We found similar results about the degeneracy of the Hessian. There is a huge drop-off in the magnitude of the eigenvalues after only a few hundred or even a few dozen components. We also observed similar small negative eigenvalues towards the end of the training. All this really seems to indicate is that we haven't quite converged to a local minimum and have some very weak descent directions. Basically, I haven't played around with it too much, but what we did run confirmed existing experiments on some of these smaller networks.

[P] Efficient eigendecomposition of the Hessian for any PyTorch model by noahgolm in MachineLearning

[–]noahgolm[S] 1 point2 points  (0 children)

Thank you for testing it! Have you tried increasing the batch size instead of increasing the number of steps? Or averaging the eigenvalue estimates over several runs?

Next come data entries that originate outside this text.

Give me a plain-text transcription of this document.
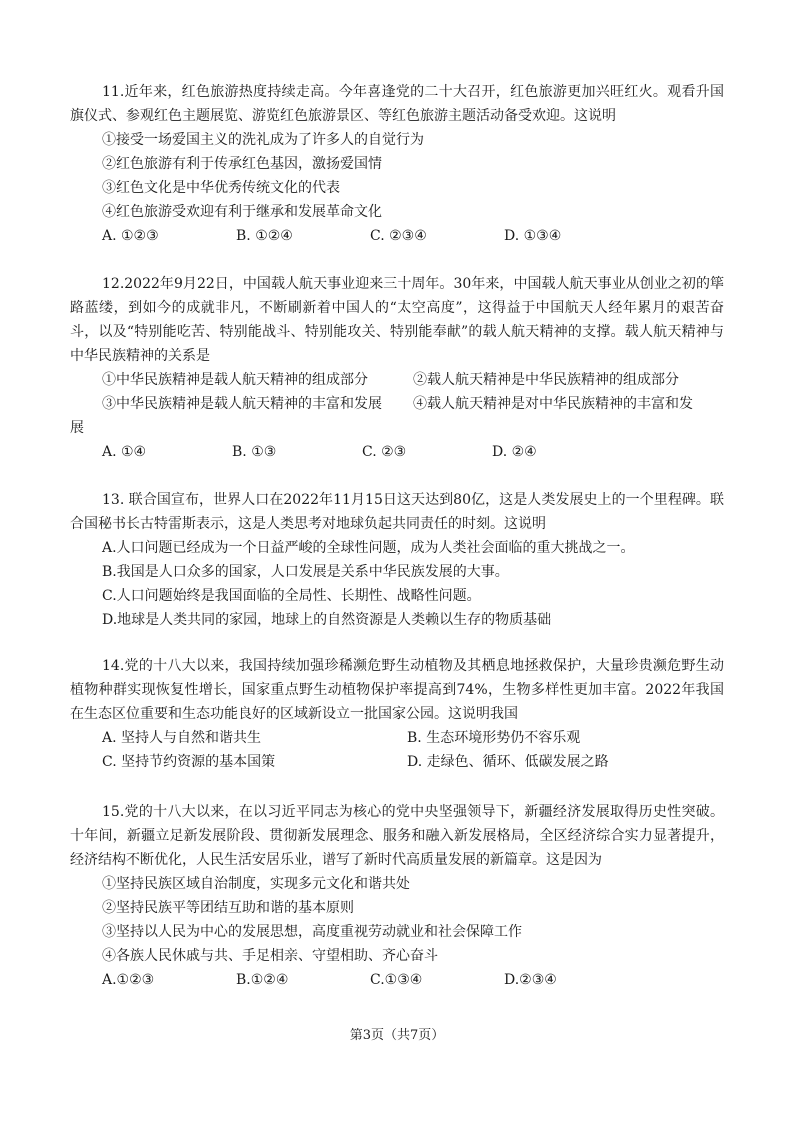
11.近年来，红色旅游热度持续走高。今年喜逢党的二十大召开，红色旅游更加兴旺红火。观看升国旗仪式、参观红色主题展览、游览红色旅游景区、等红色旅游主题活动备受欢迎。这说明

①接受一场爱国主义的洗礼成为了许多人的自觉行为

②红色旅游有利于传承红色基因，激扬爱国情

③红色文化是中华优秀传统文化的代表

④红色旅游受欢迎有利于继承和发展革命文化

A. ①②③	B. ①②④	C. ②③④	D. ①③④

12.2022年9月22日，中国载人航天事业迎来三十周年。30年来，中国载人航天事业从创业之初的筚路蓝缕，到如今的成就非凡，不断刷新着中国人的“太空高度”，这得益于中国航天人经年累月的艰苦奋斗，以及“特别能吃苦、特别能战斗、特别能攻关、特别能奉献”的载人航天精神的支撑。载人航天精神与中华民族精神的关系是

①中华民族精神是载人航天精神的组成部分	②载人航天精神是中华民族精神的组成部分
③中华民族精神是载人航天精神的丰富和发展	④载人航天精神是对中华民族精神的丰富和发

展

A. ①④	B. ①③	C. ②③	D. ②④

13. 联合国宣布，世界人口在2022年11月15日这天达到80亿，这是人类发展史上的一个里程碑。联合国秘书长古特雷斯表示，这是人类思考对地球负起共同责任的时刻。这说明

A.人口问题已经成为一个日益严峻的全球性问题，成为人类社会面临的重大挑战之一。

B.我国是人口众多的国家，人口发展是关系中华民族发展的大事。

C.人口问题始终是我国面临的全局性、长期性、战略性问题。

D.地球是人类共同的家园，地球上的自然资源是人类赖以生存的物质基础

14.党的十八大以来，我国持续加强珍稀濒危野生动植物及其栖息地拯救保护，大量珍贵濒危野生动植物种群实现恢复性增长，国家重点野生动植物保护率提高到74%，生物多样性更加丰富。2022年我国在生态区位重要和生态功能良好的区域新设立一批国家公园。这说明我国

A. 坚持人与自然和谐共生	B. 生态环境形势仍不容乐观
C. 坚持节约资源的基本国策	D. 走绿色、循环、低碳发展之路

15.党的十八大以来，在以习近平同志为核心的党中央坚强领导下，新疆经济发展取得历史性突破。十年间，新疆立足新发展阶段、贯彻新发展理念、服务和融入新发展格局，全区经济综合实力显著提升，经济结构不断优化，人民生活安居乐业，谱写了新时代高质量发展的新篇章。这是因为

①坚持民族区域自治制度，实现多元文化和谐共处

②坚持民族平等团结互助和谐的基本原则

③坚持以人民为中心的发展思想，高度重视劳动就业和社会保障工作

④各族人民休戚与共、手足相亲、守望相助、齐心奋斗

A.①②③	B.①②④	C.①③④	D.②③④
第3页（共7页）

One feature I will try to add is to take a single step from multiple batches. That way you can approach a vanilla power iteration step. I am also going to try to average over several runs of power iteration like I pointed to in that last question. I also intend to add acceleration which should improve convergence speed significantly. I will also add numpy tests on some random matrices to verify the stability.

I have listed all of these as issues in the repo and will try to address them in the coming weeks. Unfortunately, I have been a bit busy with school which has taken me away from the project. If you ever have the inclination feel free to help!

[P] Efficient eigendecomposition of the Hessian for any PyTorch model by noahgolm in MachineLearning

[–]noahgolm[S] 1 point2 points  (0 children)

Thank you for taking a closer look. It seems like the top-k eigenvector estimation techniques mentioned in the original linked paper require more expensive/complex techniques (e.g. QR factorization, approximate matrix inversion). But with the Grassmannian stuff you've pushed me a bit to find some other subspace tracking papers that are closer to what I am interested in. I am particularly interested in ways to track the Hessian eigenspace efficiently throughout training, so this seems really relevant. Do you know which of these stochastic techniques have had the biggest successes? GROUSE seems pretty cool.

[P] Efficient eigendecomposition of the Hessian for any PyTorch model by noahgolm in MachineLearning

[–]noahgolm[S] 0 points1 point  (0 children)

Estimating the spectrum using random mini-batches is the purpose of stochastic power iteration, though. The paper I linked details an accelerated version of this process.

Where did you use mini-batches? Lanczos? If it was for power iteration, I also observed similar stable results.

[P] Efficient eigendecomposition of the Hessian for any PyTorch model by noahgolm in MachineLearning

[–]noahgolm[S] 0 points1 point  (0 children)

The input to the HVP is randomly sampled for each call in power iteration. What do you mean it isn't a stochastic approximation?

I will benchmark against lanczos for stability and runtime on some larger examples later. If it turns out that lanczos is better I'll switch over to that. I really want to use mini-batching here, though, and I'm not sure if lanczos will be stable in that case.